Back in 1978, the year for which I have the most readily available figures on such things, a United Nations report listed the United States as consuming 115,540 kilowatt-hours of energy per person per year. At the same time, each person in the tiny central African nation of Burundi was using up just 120. My guess is that in 1989, the average American is still consuming about a thousand times as much energy as the average Burundian.
Is that something we should feel guilty about? Does Burundi use less energy because America uses too much? Is world energy a fixed pie, with America greedily hogging more than its quota at the expense of the Burundis of the planet? Would Burundi be better off if America impoverished itself?
These are questions that came to mind when I read a recent statement in a newspaper by a man who claims to be a conservationist.

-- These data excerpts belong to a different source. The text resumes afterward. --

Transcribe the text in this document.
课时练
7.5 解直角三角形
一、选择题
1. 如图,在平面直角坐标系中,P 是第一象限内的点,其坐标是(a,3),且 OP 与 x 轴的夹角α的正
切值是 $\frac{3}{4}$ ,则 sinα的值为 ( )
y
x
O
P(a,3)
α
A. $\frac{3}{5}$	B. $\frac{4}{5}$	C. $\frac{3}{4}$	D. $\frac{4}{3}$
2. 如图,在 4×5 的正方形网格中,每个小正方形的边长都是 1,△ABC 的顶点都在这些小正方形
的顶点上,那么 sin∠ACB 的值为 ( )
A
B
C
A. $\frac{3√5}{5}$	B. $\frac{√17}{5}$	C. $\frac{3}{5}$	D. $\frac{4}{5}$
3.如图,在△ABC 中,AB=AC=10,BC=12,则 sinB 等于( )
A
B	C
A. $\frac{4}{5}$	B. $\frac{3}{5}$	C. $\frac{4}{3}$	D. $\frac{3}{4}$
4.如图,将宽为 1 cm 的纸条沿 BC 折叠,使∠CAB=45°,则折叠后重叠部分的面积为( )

Referring to the United States, he was quoted as saying, "When 7 percent of the world's population uses 40 percent of its energy, that's a disgrace." He thinks "greed" is the explanation.
Energy, by the way, isn't the only thing of which America consumes more than its share of world population. We also eat more than 7% of the world's potato chips and broccoli. We enjoy more than 7 percent of the world's indoor plumbing, hearing aids and baseballs. We operate more than 7 percent of the world's autos, buses, trucks, minivans, tractors, hang gliders, tricycles and skateboards. We read more than 7 percent of all lectures and speeches. And maybe we even put up with more than our share of nonsense too.

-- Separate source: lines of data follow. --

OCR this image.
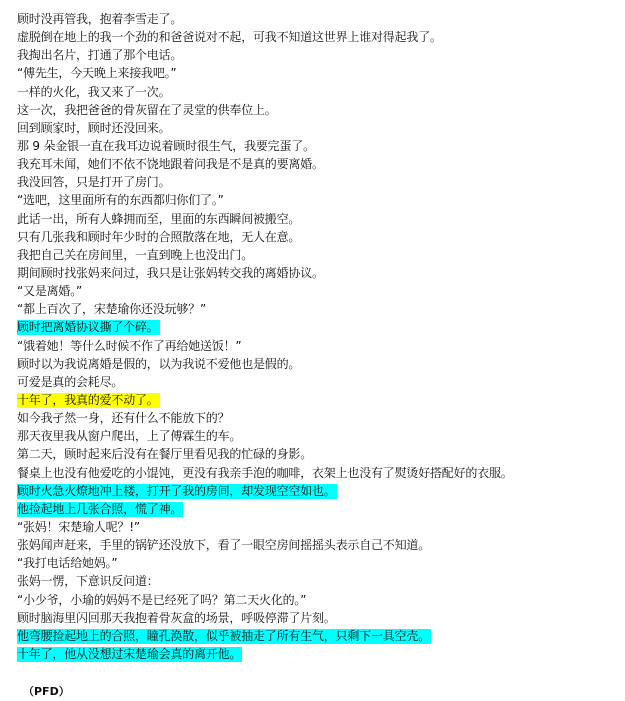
顾时没再管我，抱着李雪走了。
虚脱倒在地上的我一个劲的和爸爸说对不起，可我不知道这世界上谁对得起我了。
我掏出名片，打通了那个电话。
“傅先生，今天晚上来接我吧。”
一样的火化，我又来了一次。
这一次，我把爸爸的骨灰留在了灵堂的供奉位上。
回到顾家时，顾时还没回来。
那 9 朵金银一直在我耳边说着顾时很生气，我要完蛋了。
我充耳未闻，她们不依不饶地跟着问我是不是真的要离婚。
我没回答，只是打开了房门。
“选吧，这里面所有的东西都归你们了。”
此话一出，所有人蜂拥而至，里面的东西瞬间被搬空。
只有几张我和顾时年少时的合照散落在地，无人在意。
我把自己关在房间里，一直到晚上也没出门。
期间顾时找张妈来问过，我只是让张妈转交我的离婚协议。
“又是离婚。”
“都上百次了，宋楚瑜你还没玩够？”
顾时把离婚协议撕了个碎。
“饿着她！等什么时候不作了再给她送饭！”
顾时以为我说离婚是假的，以为我说不爱他也是假的。
可爱是真的会耗尽。
十年了，我真的爱不动了。
如今我孑然一身，还有什么不能放下的？
那天夜里我从窗户爬出，上了傅霖生的车。
第二天，顾时起来后没有在餐厅里看见我的忙碌的身影。
餐桌上也没有他爱吃的小馄饨，更没有我亲手泡的咖啡，衣架上也没有了熨烫好搭配好的衣服。
顾时火急火燎地冲上楼，打开了我的房间，却发现空空如也。
他捡起地上几张合照，慌了神。
“张妈！宋楚瑜人呢？!”
张妈闻声赶来，手里的锅铲还没放下，看了一眼空房间摇摇头表示自己不知道。
“我打电话给她妈。”
张妈一愣，下意识反问道：
“小少爷，小瑜的妈妈不是已经死了吗？第二天火化的。”
顾时脑海里闪回那天我抱着骨灰盒的场景，呼吸停滞了片刻。
他弯腰捡起地上的合照，瞳孔涣散，似乎被抽走了所有生气，只剩下一具空壳。
十年了，他从没想过宋楚瑜会真的离开他。
（PFD）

Apparently, it never occurred to the man that America consumes more because it produces more. That's right--more than 7 percent of the world's potato chips, baseballs, skateboards, and countless other things. If we didn't first produce, we wouldn't have it to consume or to trade for what we really wanted. How can such an elementary point, such a basic principle of life and economics, be lost on anyone who doesn't have to sign his name with an "X"?
It is not a disgrace that Americans consume 40 percent of the world's energy, if in fact that's the correct number. Rather, it is a tribute to our ingenuity, creativity, productivity, our talent for putting God-given abilities to work. If we restricted our energy consumption to just 7 percent of the total supply, our lives would be shorter, less healthy and a lot more painful. There would be fewer of us, and not just by choice.
Moreover, the rest of the world would be worse off too: Nobody prospers when his neighbors, mentors or trading partners self-destruct. If anything is a disgrace, it's whatever causes Burundi to produce and consume so abysmally little of just about everything. I doubt that "greed" has anything to do with it.
Are things like clean highways, conservation, recycling, less waste and more efficient use of resources worthwhile? Of course they are.
But that doesn't mean we have to treat bits of garbage as priceless treasures. It doesn't mean that spending a dollar to save a dime makes sense. It doesn't mean that the planet, the surface of which we've only begun to scratch, is about to run out of resources. It doesn't mean that our capacity to create, innovate and think our way to new heights of technology and achievement has suddenly come to an end. And it certainly doesn't mean that we should hang our heads in shame because we have shown the world how to go from Model T's to space shuttles in less time than most peoples have taken to get from dirt paths to gravel roads.
The world's problems are plentiful enough without anyone making it his duty to manufacture more. America consuming more than 7 percent of any particular moment's available energy is one of the biggest non-problems anybody could possibly waste his time on.